Questione meridionale:spunti di dibattito

 

"Tutti dicevano di aver meditato sul "problema meridionale" e avevano pronte le loro formule e i loro schemi.ma così come queste loro formule e schemi,e perfino il linguaggio sarebbero stati incomprensibili all’orecchio del contadino,così la vita e i bisogni dei contadini erano per essi un mondo chiuso,che neppure si curavano di penetrare. Di qui l’impossibilità di intendere e di essere intesi. Di qui il semplicismo,spesso ammontato di espressioni filosofeggianti,dei politici,e l’astrattezza delle loro soluzioni,non mai aderenti a una realtà viva,ma schematiche,parziali,e così presto invecchiate. Quindici anni di fascismo avevano fatto dimenticare a tutti il problema meridionale. Alcuni vedevano in esso un puro problema economico e tecnico,parlavano di opere pubbliche,di bonifiche,di necessaria industrializzazione,di colonizzazione interna.

Altri non vi vedevano che una triste eredità storica,una tradizione di borbonica servitù,che una democrazia liberale avrebbe eliminato. Altri sentenziavano non essere altro che un caso particolare di oppressione capitalistica che la dittatura proletaria avrebbe risolta. Altri pensavano a una vera inferiorità di razza e parlavano del sud come di un peso morto per l’Italia del nord,e studiavano le provvidenze per ovviare,dall’alto,a questo doloroso stato di fatto.

Il problema meridionale è molto più complesso; anzitutto siamo di fronte al coesistere di due civiltà diversissime: campagna e città; il secondo aspetto è economico:le terre del sud si sono andate progressivamente impoverendo,si sono tagliate le foreste,i fiumi si sono fatti torrenti e invece degli alberi, dei prati e dei boschi,ci si è ostinati a coltivare grano in terre inadatte. Infine l’aspetto sociale: si dice che il nemico sia il latifondo ma il vero nemico che impedisce ogni libertà e possibilità di esistenza civile ai contadini,è la piccola borghesia dei paesi. Non possiamo prevedere quali forme politiche si preparino per il futuro:ma in un paese di piccola borghesia come l’Italia, è probabile che le nuove istituzioni che seguiranno al fascismo saranno riportate a riaffermare,in modi diversi,quelle ideologie;ricreeranno uno Stato lontano dalla vita,idolatrico e astratto,perpetueranno e peggioreranno,sotto nuovi nomi e nuove bandiere,l’eterno fascismo italiano.
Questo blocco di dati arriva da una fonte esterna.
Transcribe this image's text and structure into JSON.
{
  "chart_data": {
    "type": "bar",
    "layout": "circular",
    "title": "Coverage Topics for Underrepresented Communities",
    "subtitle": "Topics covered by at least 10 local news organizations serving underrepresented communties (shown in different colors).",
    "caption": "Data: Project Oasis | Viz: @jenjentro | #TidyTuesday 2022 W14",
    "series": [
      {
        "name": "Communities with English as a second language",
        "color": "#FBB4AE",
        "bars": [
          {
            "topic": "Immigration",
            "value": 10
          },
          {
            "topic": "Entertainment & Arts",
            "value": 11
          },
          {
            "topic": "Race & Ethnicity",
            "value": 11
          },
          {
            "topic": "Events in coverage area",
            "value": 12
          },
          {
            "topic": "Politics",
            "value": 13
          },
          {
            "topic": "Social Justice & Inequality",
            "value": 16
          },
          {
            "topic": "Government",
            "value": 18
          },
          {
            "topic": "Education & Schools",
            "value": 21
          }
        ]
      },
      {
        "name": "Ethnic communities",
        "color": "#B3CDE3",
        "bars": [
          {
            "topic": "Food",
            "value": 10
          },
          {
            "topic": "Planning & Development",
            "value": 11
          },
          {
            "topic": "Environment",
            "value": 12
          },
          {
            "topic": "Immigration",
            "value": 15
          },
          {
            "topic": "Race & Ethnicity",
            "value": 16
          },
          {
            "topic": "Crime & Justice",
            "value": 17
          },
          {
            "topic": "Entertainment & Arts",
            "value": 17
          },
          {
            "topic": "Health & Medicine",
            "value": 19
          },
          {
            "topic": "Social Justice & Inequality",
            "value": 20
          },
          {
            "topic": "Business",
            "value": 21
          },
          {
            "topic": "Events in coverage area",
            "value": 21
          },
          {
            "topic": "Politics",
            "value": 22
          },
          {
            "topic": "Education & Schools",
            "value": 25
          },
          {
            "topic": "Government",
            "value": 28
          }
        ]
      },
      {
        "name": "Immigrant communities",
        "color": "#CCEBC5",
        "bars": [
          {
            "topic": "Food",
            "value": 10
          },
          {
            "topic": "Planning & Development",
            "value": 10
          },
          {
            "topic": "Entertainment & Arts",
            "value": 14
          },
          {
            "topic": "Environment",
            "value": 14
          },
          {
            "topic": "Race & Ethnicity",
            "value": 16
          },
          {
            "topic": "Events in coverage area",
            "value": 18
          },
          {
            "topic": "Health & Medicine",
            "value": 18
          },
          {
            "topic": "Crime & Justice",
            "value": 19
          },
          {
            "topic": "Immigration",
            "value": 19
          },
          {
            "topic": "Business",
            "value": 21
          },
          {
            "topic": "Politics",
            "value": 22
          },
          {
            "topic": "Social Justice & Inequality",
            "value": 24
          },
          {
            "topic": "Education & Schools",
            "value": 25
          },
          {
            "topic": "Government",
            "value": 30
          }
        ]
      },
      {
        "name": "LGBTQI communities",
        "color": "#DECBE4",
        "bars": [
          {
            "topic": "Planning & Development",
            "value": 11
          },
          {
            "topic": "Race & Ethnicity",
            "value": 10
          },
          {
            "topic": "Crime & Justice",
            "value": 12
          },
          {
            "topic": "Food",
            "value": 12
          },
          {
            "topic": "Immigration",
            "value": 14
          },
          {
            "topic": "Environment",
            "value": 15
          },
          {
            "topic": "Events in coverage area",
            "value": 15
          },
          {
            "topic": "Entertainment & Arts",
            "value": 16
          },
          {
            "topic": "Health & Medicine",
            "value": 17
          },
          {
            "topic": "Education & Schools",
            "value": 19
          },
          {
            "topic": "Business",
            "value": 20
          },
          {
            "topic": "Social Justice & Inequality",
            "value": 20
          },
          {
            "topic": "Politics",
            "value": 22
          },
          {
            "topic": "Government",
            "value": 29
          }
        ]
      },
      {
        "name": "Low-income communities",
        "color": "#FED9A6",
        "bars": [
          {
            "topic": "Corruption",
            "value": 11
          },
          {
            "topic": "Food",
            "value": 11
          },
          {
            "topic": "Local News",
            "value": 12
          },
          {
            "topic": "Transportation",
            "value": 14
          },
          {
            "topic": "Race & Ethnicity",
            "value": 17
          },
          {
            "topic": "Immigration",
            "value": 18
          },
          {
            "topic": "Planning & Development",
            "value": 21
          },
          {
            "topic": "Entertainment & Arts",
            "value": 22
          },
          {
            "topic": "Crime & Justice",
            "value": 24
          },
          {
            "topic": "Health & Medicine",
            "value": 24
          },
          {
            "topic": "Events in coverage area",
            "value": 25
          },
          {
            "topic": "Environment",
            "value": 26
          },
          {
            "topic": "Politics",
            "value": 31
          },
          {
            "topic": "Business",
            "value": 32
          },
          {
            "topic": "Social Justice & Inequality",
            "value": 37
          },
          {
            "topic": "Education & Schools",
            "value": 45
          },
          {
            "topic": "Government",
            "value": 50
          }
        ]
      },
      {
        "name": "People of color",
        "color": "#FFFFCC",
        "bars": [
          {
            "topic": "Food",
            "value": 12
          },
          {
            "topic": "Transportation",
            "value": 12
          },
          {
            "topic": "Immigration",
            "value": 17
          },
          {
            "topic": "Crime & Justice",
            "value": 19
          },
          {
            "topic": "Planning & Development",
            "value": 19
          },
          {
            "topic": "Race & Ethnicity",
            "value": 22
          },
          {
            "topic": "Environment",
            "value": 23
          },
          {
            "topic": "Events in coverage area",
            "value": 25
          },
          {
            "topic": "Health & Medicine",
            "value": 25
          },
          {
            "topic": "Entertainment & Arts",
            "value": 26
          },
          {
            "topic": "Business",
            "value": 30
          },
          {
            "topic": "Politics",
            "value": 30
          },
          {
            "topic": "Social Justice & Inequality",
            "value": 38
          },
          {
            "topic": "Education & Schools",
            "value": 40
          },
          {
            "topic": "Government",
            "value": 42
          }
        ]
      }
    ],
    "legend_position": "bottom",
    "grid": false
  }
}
Il problema meridionale si risolverà soltanto fuori dallo Stato ripensando il concetto stesso di Stato arricchendolo di un modo di intendere l’individuo più moderno,che esprima la realtà vivente. Individuo e Stato coincidono nella loro essenza,e devono arrivare a coincidere nella pratica quotidiana,per esistere entrambi. Questo capovolgimento della politica è l’unica strada che ci permetterà di uscire dal giro vizioso tra fascismo e antifascismo. Questa strada si chiama autonomia. Lo Stato non può essere che l’insieme di infinite autonomi,un’organica federazione. Ma l’autonomia del comune rurale non potrà esistere senza l’autonomia delle fabbriche,delle scuole,delle città,di tutte le forme di vita sociale."

Questo brano,liberamente tratto da "Cristo si è fermato a Eboli" di Carlo Levi,offre notevoli spunti di riflessione: racconta un modo di fare politica che purtroppo non è cambiato (semplicismo,astrattezza,espressioni filosofeggianti); di un problema che persiste e diviene sempre più evidente nell’aspetto economico;dell’interpretazione pressoché invariata del problema; delle soluzioni bizzarre e razziali e della autonomia quale unica strada per la riqualificazione di un moderno concetto di Stato: complimenti a Levi per la corretta previsione! È un testo che dovrebbero leggere tutti i nostri politici e i ben pensanti del paese meridionalisti e non, nonché i ragazzi lucani per avere coscienza di chi eravamo e per meglio capire chi siamo.